FOSHAN, Guangdong - While Spring Festival is traditionally the time of year when migrant workers from all over China leave their jobs in big cities to return to their hometowns for family gatherings, an increasing number are now choosing to celebrate the holiday in their adoptive homes.
Out of the 1.4 million migrant workers in Foshan city, a manufacturing hub in the Pearl River Delta region, 570,000 decided to welcome Spring Festival in the city this time and not make the trek "home".
Hu Xiaoyan was among them.
Hu, 37, a native of Sichuan province in Southwest China, was the first migrant worker to be elected to the National People's Congress (NPC), the country's top legislative body.
She has been in the city for 13 years and, in 2009, one year after Hu became the deputy of the NPC, she was able to get a local hukou - the official residency certificate - that now makes her an official resident of Foshan, instead of her rural birthplace in Sichuan. It was only then that she took her twin daughters to the city where she works.
Without a hukou, Hu's children were not entitled to receive a free government education in the city because such schools are reserved for people with a Foshan hukou.
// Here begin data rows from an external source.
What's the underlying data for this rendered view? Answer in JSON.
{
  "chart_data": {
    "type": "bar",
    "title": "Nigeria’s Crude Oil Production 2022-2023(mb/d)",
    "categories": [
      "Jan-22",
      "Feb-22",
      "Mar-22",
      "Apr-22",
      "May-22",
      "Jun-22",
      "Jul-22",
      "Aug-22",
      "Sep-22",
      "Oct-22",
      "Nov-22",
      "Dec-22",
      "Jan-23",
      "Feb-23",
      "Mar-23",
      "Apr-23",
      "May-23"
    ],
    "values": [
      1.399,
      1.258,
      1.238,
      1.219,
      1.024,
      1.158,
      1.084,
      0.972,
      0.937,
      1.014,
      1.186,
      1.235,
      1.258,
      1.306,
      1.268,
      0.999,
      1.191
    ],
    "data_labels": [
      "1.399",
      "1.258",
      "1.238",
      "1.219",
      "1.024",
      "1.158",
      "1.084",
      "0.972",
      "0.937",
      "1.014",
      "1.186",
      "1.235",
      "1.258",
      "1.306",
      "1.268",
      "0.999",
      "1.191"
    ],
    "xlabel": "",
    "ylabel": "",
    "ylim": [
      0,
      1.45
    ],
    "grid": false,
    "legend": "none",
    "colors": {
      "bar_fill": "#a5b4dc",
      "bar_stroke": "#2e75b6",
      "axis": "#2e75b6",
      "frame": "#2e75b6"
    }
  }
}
Facing the loss of its labor force, Guangdong's Foshan city introduced a series of local policies and regulations aimed at attracting migrant workers to settle down permanently in the city and one of the measures is offering residency status. Under the innovative score-based program adopted by the local government last year, a migrant worker needs to accumulate a certain number of points - based on such parameters as academic background, volunteer work and social insurance payments - to get a local hukou.
The city aims to grant 10,600 hukou within one year.
"The future is still an uncertainty and I don't know how much longer we will stay here," said Hu. "But I am in love with this city. I am a fan of the local soup and am no longer used to the spicy food of my hometown."
Guangdong province, as one of the first regions in China to benefit from the policies of reform and opening-up, has more than 26 million migrant workers, among which 14 million were born during the 1980s - the so-called new generation of migrant workers.
And many of the new generation of migrant workers are eager to become part of the cities where they now live.
"Unlike the older generation who only work in the cities, more than 70 percent of the new generation of workers are willing to also live in the cities," said Liang Guiquan, director of the Guangdong Academy of Social Sciences.
"They want to earn respect and be part of the city."
Chinese rural residents have been migrating to towns and cities since the late 1970s when the reform and opening-up policies meant fewer farmers were needed to work on the land and more workers were needed in the factories.
Currently, about 150 million migrant workers do jobs in cities, largely as construction laborers and in the service industry.